Which is an expression I don't actually understand but we'll go with it.
She is independent to the max. She wants what she wants and she isn't afraid to tell you. If you follow me on Instagram, you've probably noticed a lack of bows and smocking these days. Putting a bow in this girl's hair is likely to warrant tears and while she'll wear a smocked dress on Sunday, she's not a fan really. She put on a smocked short set the other day and promptly declared it "ridiculous". It's not even worth arguing over. And as fun as it is to do her hair while she sobs "it's just NOT CUTE!!!", it's usually better for both of our sanity if I let her win that battle as well and a headband it is.

There are still no jeans in this house. She wouldn't even try them on when we went back to school shopping. She knows what she likes. I only wish I could be as strong in my opinions as she is sometimes. Girlfriend doesn't waver.

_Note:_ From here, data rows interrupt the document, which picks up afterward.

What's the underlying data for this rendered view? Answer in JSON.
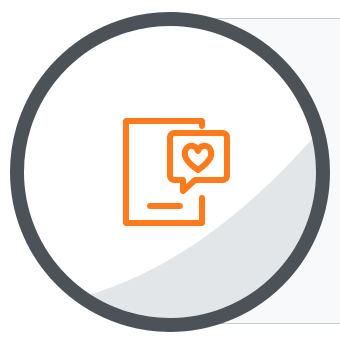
{
  "badge": {
    "icon": "phone-heart-message-icon",
    "colors": {
      "ring": "#4b5359",
      "disc": "#ffffff",
      "shade": "#e3e6e8",
      "accent": "#ff7a1a",
      "card_border": "#c9cccf",
      "card_fill": "#f8f9fa"
    }
  }
}
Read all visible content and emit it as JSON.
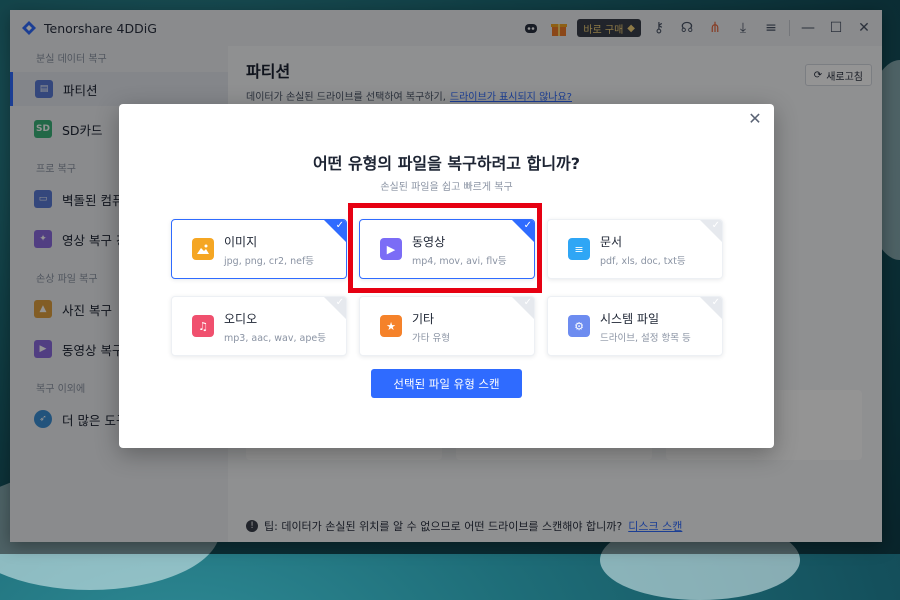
{
  "app": {
    "title": "Tenorshare 4DDiG",
    "buy_label": "바로 구매"
  },
  "sidebar": {
    "sections": [
      {
        "label": "분실 데이터 복구"
      },
      {
        "label": "프로 복구"
      },
      {
        "label": "손상 파일 복구"
      },
      {
        "label": "복구 이외에"
      }
    ],
    "items": [
      {
        "label": "파티션",
        "icon": "partition-icon"
      },
      {
        "label": "SD카드",
        "icon": "sd-card-icon"
      },
      {
        "label": "벽돌된 컴퓨",
        "icon": "computer-icon"
      },
      {
        "label": "영상 복구 강",
        "icon": "video-repair-icon"
      },
      {
        "label": "사진 복구",
        "icon": "photo-icon"
      },
      {
        "label": "동영상 복구",
        "icon": "video-icon"
      },
      {
        "label": "더 많은 도구",
        "icon": "compass-icon"
      }
    ]
  },
  "main": {
    "title": "파티션",
    "subtitle": "데이터가 손실된 드라이브를 선택하여 복구하기,",
    "subtitle_link": "드라이브가 표시되지 않나요?",
    "refresh_label": "새로고침",
    "tip_text": "팁: 데이터가 손실된 위치를 알 수 없으므로 어떤 드라이브를 스캔해야 합니까?",
    "tip_link": "디스크 스캔"
  },
  "modal": {
    "title": "어떤 유형의 파일을 복구하려고 합니까?",
    "subtitle": "손실된 파일을 쉽고 빠르게 복구",
    "scan_button": "선택된 파일 유형 스캔",
    "file_types": [
      {
        "name": "이미지",
        "desc": "jpg, png, cr2, nef등",
        "icon": "image-icon",
        "color": "#f5a623",
        "selected": true
      },
      {
        "name": "동영상",
        "desc": "mp4, mov, avi, flv등",
        "icon": "video-play-icon",
        "color": "#7b6cf6",
        "selected": true
      },
      {
        "name": "문서",
        "desc": "pdf, xls, doc, txt등",
        "icon": "document-icon",
        "color": "#2fa6f5",
        "selected": false
      },
      {
        "name": "오디오",
        "desc": "mp3, aac, wav, ape등",
        "icon": "audio-icon",
        "color": "#f0506e",
        "selected": false
      },
      {
        "name": "기타",
        "desc": "가타 유형",
        "icon": "other-icon",
        "color": "#f5822a",
        "selected": false
      },
      {
        "name": "시스템 파일",
        "desc": "드라이브, 설정 항목 등",
        "icon": "system-file-icon",
        "color": "#6d8cf0",
        "selected": false
      }
    ]
  },
  "colors": {
    "accent": "#2f6bff",
    "highlight": "#e60012"
  }
}
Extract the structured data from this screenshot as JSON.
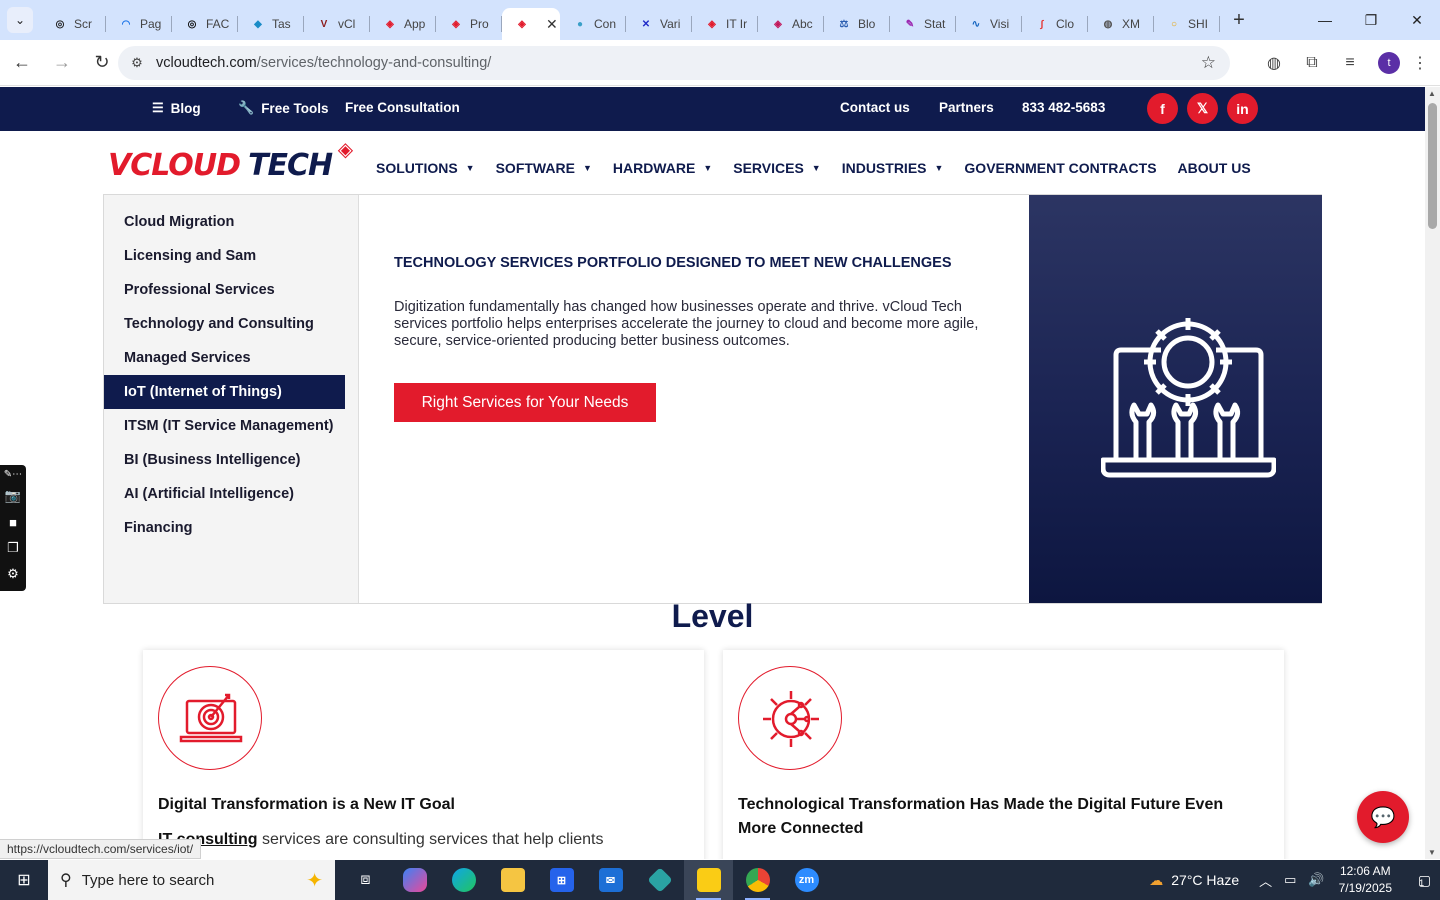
{
  "browser": {
    "tabs": [
      {
        "label": "Scr",
        "color": "#222222",
        "glyph": "◎"
      },
      {
        "label": "Pag",
        "color": "#1a73e8",
        "glyph": "◠"
      },
      {
        "label": "FAC",
        "color": "#111111",
        "glyph": "◎"
      },
      {
        "label": "Tas",
        "color": "#1a8cc7",
        "glyph": "◆"
      },
      {
        "label": "vCl",
        "color": "#8b1a1a",
        "glyph": "V"
      },
      {
        "label": "App",
        "color": "#e21b2c",
        "glyph": "◈"
      },
      {
        "label": "Pro",
        "color": "#e21b2c",
        "glyph": "◈"
      },
      {
        "label": "",
        "color": "#e21b2c",
        "glyph": "◈",
        "active": true
      },
      {
        "label": "Con",
        "color": "#3aa0c8",
        "glyph": "●"
      },
      {
        "label": "Vari",
        "color": "#1f2ac8",
        "glyph": "✕"
      },
      {
        "label": "IT Ir",
        "color": "#e21b2c",
        "glyph": "◈"
      },
      {
        "label": "Abc",
        "color": "#c2185b",
        "glyph": "◈"
      },
      {
        "label": "Blo",
        "color": "#2a5db0",
        "glyph": "⚖"
      },
      {
        "label": "Stat",
        "color": "#9c27b0",
        "glyph": "✎"
      },
      {
        "label": "Visi",
        "color": "#1565c0",
        "glyph": "∿"
      },
      {
        "label": "Clo",
        "color": "#e53935",
        "glyph": "∫"
      },
      {
        "label": "XM",
        "color": "#555555",
        "glyph": "◍"
      },
      {
        "label": "SHI",
        "color": "#e8a200",
        "glyph": "○"
      }
    ],
    "url_host": "vcloudtech.com",
    "url_path": "/services/technology-and-consulting/",
    "profile_initial": "t"
  },
  "topbar": {
    "blog": "Blog",
    "free_tools": "Free Tools",
    "free_consultation": "Free Consultation",
    "contact": "Contact us",
    "partners": "Partners",
    "phone": "833 482-5683",
    "social": [
      "f",
      "𝕏",
      "in"
    ]
  },
  "logo": {
    "v": "V",
    "cloud": "CLOUD",
    "tech": "TECH"
  },
  "nav": [
    {
      "label": "SOLUTIONS",
      "caret": true
    },
    {
      "label": "SOFTWARE",
      "caret": true
    },
    {
      "label": "HARDWARE",
      "caret": true
    },
    {
      "label": "SERVICES",
      "caret": true
    },
    {
      "label": "INDUSTRIES",
      "caret": true
    },
    {
      "label": "GOVERNMENT CONTRACTS",
      "caret": false
    },
    {
      "label": "ABOUT US",
      "caret": false
    }
  ],
  "services_menu": {
    "items": [
      "Cloud Migration",
      "Licensing and Sam",
      "Professional Services",
      "Technology and Consulting",
      "Managed Services",
      "IoT (Internet of Things)",
      "ITSM (IT Service Management)",
      "BI  (Business Intelligence)",
      "AI  (Artificial Intelligence)",
      "Financing"
    ],
    "active_index": 5,
    "heading": "TECHNOLOGY SERVICES PORTFOLIO DESIGNED TO MEET NEW CHALLENGES",
    "description": "Digitization fundamentally has changed how businesses operate and thrive. vCloud Tech services portfolio helps enterprises accelerate the journey to cloud and become more agile, secure, service-oriented producing better business outcomes.",
    "cta": "Right Services for Your Needs"
  },
  "section": {
    "heading": "Level",
    "cards": [
      {
        "title": "Digital Transformation is a New IT Goal",
        "link": "IT consulting",
        "text": " services are consulting services that help clients",
        "icon": "target-laptop-icon"
      },
      {
        "title": "Technological Transformation Has Made the Digital Future Even More Connected",
        "link": "",
        "text": "",
        "icon": "gear-network-icon"
      }
    ]
  },
  "status_url": "https://vcloudtech.com/services/iot/",
  "taskbar": {
    "search_placeholder": "Type here to search",
    "weather": "27°C  Haze",
    "time": "12:06 AM",
    "date": "7/19/2025",
    "notification_count": "1"
  }
}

She is a creature of habit and doesn't like to deviate from her routine. If you tell her you'll read a back "later", you'll read a book later because it's on her calendar in her head and she won't forget. She's like an elephant that way. She hates washing her hair and will tell you nightly "we washed my hair last night", which isn't usually true (we wash every other night). So yea, sometimes she fibs. We're working on that.

She is hilarious. And she knows it. We're actually working on the whole "there's a time and a place..." to be funny and such. Like school and church aren't really that time. She doesn't get it yet. Or maybe she does and she doesn't care. Jury is still out. She's got jokes. She also likes to make up jokes which aren't always funny but she laughs so hard at that you can't help but laugh at her goofiness.

She's a mover and a talker. From the minute she gets up until she collapses into bed at night, she is moving and talking. She doesn't nap. I beg her to nap sometimes and it's a waste of time. I walked in on her the other day and she wasn't napping to which she replied "now Mama, you knew I wouldn't be napping. I'm not a sleeping creature. I just don't need sleep.". Unfortunately that seems to be pretty true and her parents are sleepy creatures so.... that's not always so fun but we're surviving.

She is convinced that she has named Baby Boy and emphatically tells people all about "Baby Jackson". Unfortunately that's not his name so.. that's been fun. Her teachers at school as well as dear friends have been told all about "Baby Jackson" and while it's kind of comical, I keep waiting on a monogrammed item to show up with the wrong name. AWKWARD. My kid is kind of nuts.
I'm getting pretty nervous about splitting my time when Baby Boy does get here. She and I have had over four years to develop this amazing relationship that I'm scared to see change. But at the same time, I really don't think it will. There's no one on this planet like Ella. That's for sure. She's kind of my favorite little girl EVER.